= Thomas Mottershead (trade unionist) =

British unionist and activist

Thomas G. Mottershead (1826 - 5 December 1884) was a British trade unionist and socialist activist.

Born in Macclesfield, Mottershead became a weaver in the silk industry. He was a well-known Chartist, and during the 1850s was very interested in the proposals of William James Linton. By the 1860s, he was prominent in the Reform League, and alongside Randal Cremer and George Howell agreed to use the league to gather information for the Liberal Party. In 1869, he was a leading founder of the Labour Representation League, and later spent time as its secretary.

In 1869, Mottershead was elected to the General Council of the International Workingmen's Association, on which he was long known as an ally of Karl Marx, and acted as its corresponding secretary for Denmark. However, he fell out with Marx, in particular due to his refusal to consider Irish independence, and lost influence in the association after attending the 1872 Hague Congress while drunk.

Mottershead was also a prominent trade unionist, and served on the Parliamentary Committee of the Trades Union Congress in 1874/5, representing Preston Trades Council. He lost his seat the following year after coming behind Thomas Birtwistle in the voting.

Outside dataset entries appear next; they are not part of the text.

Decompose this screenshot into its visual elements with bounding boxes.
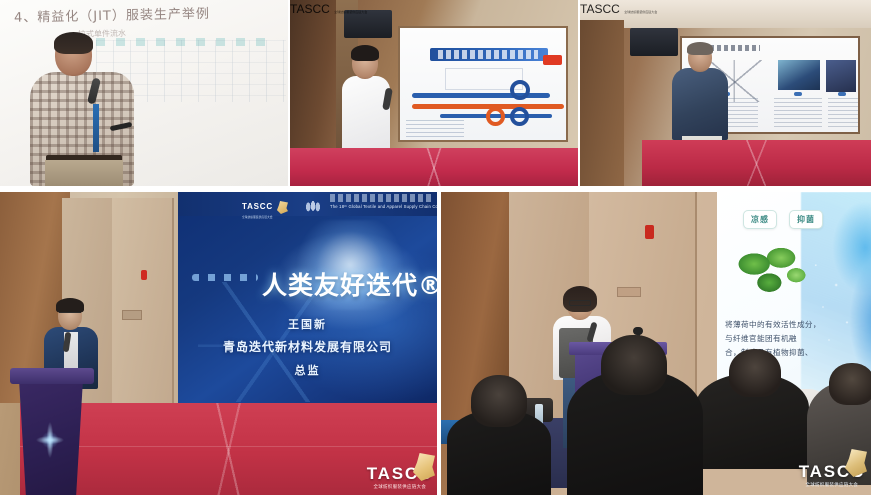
- ceiling-speaker-icon: [344, 10, 392, 38]
- slide-badge-antibacterial: 抑菌: [789, 210, 823, 229]
- slide-body-line-2: 与纤维官能团有机融: [725, 332, 865, 346]
- door-sign: [122, 310, 142, 320]
- tascc-logo-subtitle: 全球纺织服装供应链大会: [334, 10, 367, 14]
- slide-header-title-text: [438, 50, 538, 59]
- speaker-hair: [351, 45, 379, 61]
- speaker-hair: [56, 298, 84, 313]
- slide-timeline-blue: [412, 93, 550, 98]
- photo-panel-presentation-young-speaker: TASCC 全球纺织服装供应链大会: [290, 0, 578, 186]
- photo-collage: 4、精益化（JIT）服装生产举例 拉式单件流水: [0, 0, 871, 495]
- slide-text-column-3: [828, 98, 858, 130]
- door-sign: [617, 287, 641, 297]
- tascc-logo-text: TASCC: [580, 2, 620, 16]
- audience-head: [729, 349, 781, 397]
- tascc-corner-logo-subtitle: 全球纺织服装供应链大会: [367, 485, 433, 489]
- podium-top-surface: [10, 368, 94, 384]
- backdrop-dot-accents: [192, 274, 258, 281]
- speaker-glasses-icon: [59, 312, 81, 317]
- lanyard-badge: [93, 104, 99, 152]
- slide-body-line-1: 将薄荷中的有效活性成分，: [725, 318, 865, 332]
- room-door-right: [112, 198, 174, 416]
- audience-head: [471, 375, 527, 427]
- speaker-hair: [54, 32, 93, 54]
- conference-backdrop: TASCC 全球纺织服装供应链大会 The 18ᵗʰ Global Textil…: [178, 192, 437, 414]
- speaker-blazer: [672, 68, 728, 140]
- backdrop-seal-icon: [277, 201, 288, 214]
- mint-leaf-image: [729, 238, 813, 300]
- speaker-trousers: [45, 160, 123, 186]
- slide-marker-3: [838, 92, 846, 96]
- slide-timeline-orange: [412, 104, 564, 109]
- slide-product-photo-2: [826, 60, 856, 92]
- audience-head: [829, 363, 871, 405]
- microphone-head-icon: [633, 327, 643, 335]
- wood-wall-left: [580, 20, 624, 186]
- projection-screen: [398, 26, 568, 142]
- backdrop-header-cn-title: [330, 194, 434, 202]
- slide-body-text-block: [406, 120, 464, 138]
- corner-watermark: [248, 154, 278, 180]
- photo-panel-keynote-blue-backdrop: TASCC 全球纺织服装供应链大会 The 18ᵗʰ Global Textil…: [0, 192, 437, 495]
- photo-panel-presentation-blazer-speaker: TASCC 全球纺织服装供应链大会: [580, 0, 871, 186]
- slide-marker-2: [794, 92, 802, 96]
- stage-seam-lines: [290, 148, 578, 186]
- backdrop-tascc-logo-text: TASCC: [242, 202, 273, 211]
- speaker-shirt: [342, 76, 390, 152]
- backdrop-tascc-logo-subtitle: 全球纺织服装供应链大会: [242, 215, 273, 219]
- fire-alarm-icon: [645, 225, 654, 239]
- backdrop-speaker-role: 总监: [178, 362, 437, 378]
- tascc-corner-logo-subtitle: 全球纺织服装供应链大会: [799, 483, 865, 487]
- slide-ring-blue-lower: [510, 107, 529, 126]
- fire-alarm-icon: [141, 270, 147, 280]
- slide-text-column-2: [774, 98, 822, 130]
- photo-panel-keynote-audience-view: 凉感 抑菌 将薄荷中的有效活性成分， 与纤维官能团有机融 合，制成具有植物抑菌、: [441, 192, 871, 495]
- ceiling-speaker-icon: [630, 28, 678, 56]
- speaker-hair: [687, 42, 713, 55]
- stage-seam-lines: [642, 140, 871, 186]
- tascc-corner-logo: TASCC 全球纺织服装供应链大会: [367, 465, 433, 489]
- slide-header-tag: [543, 55, 562, 65]
- tascc-logo-text: TASCC: [290, 2, 330, 16]
- slide-ring-orange: [486, 107, 505, 126]
- slide-badge-cooling: 凉感: [743, 210, 777, 229]
- tascc-logo-subtitle: 全球纺织服装供应链大会: [624, 10, 657, 14]
- speaker-hair: [563, 286, 597, 312]
- photo-panel-whiteboard-lecture: 4、精益化（JIT）服装生产举例 拉式单件流水: [0, 0, 288, 186]
- audience-head: [601, 335, 667, 395]
- backdrop-header-en-title: The 18ᵗʰ Global Textile and Apparel Supp…: [330, 204, 434, 209]
- podium-star-graphic: [26, 412, 74, 468]
- lotus-icon: [303, 196, 323, 212]
- backdrop-speaker-name: 王国新: [178, 316, 437, 332]
- speaker-glasses-icon: [569, 300, 591, 306]
- slide-ring-blue-upper: [510, 80, 530, 100]
- slide-product-photo-1: [778, 60, 820, 90]
- backdrop-presentation-title: 人类友好迭代®涤: [262, 266, 437, 302]
- backdrop-company-name: 青岛迭代新材料发展有限公司: [178, 338, 437, 355]
- tascc-corner-logo: TASCC 全球纺织服装供应链大会: [799, 463, 865, 487]
- backdrop-tascc-logo: TASCC 全球纺织服装供应链大会: [242, 196, 288, 219]
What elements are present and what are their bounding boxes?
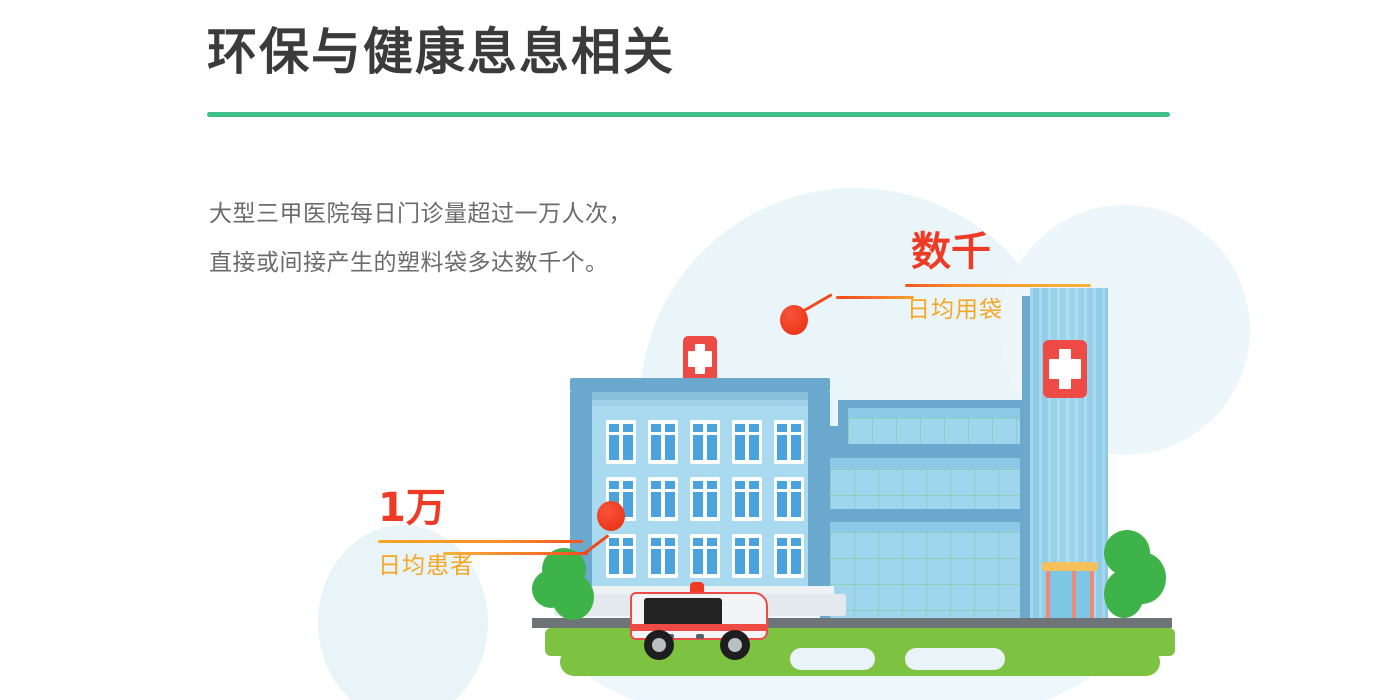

At the 1874 UK general election, Mottershead stood as a Liberal-Labour candidate in Preston. A meeting of 5,000 workers at Preston Corn Exchange, chaired by Alfred Bailey, resolved to support his candidature. At that meeting, Mottershead stated that he was "determined to create a third party" representing labour. He ran against two Conservatives; they were both elected, taking 6,512 and 5,211 votes, while Mottershead came last with 3,756. When a by-election arose later in the year, Mottershead was again proposed as a candidate, although ultimately the election was unopposed.

In the late 1870s, Mottershead was a member of the executive of the Labour Representation League, using this position to campaign against war with Russia. He also sat on the executive of the London Trades Council. In 1883, he attended a conference in support of the Tichborne Claimant. He stated that, although he did not support the claimant's case, he felt that they had suffered enough.

Mottershead died in 1884, after suffering a fit while crossing Westminster Bridge. Although taken to hospital, he never regained consciousness.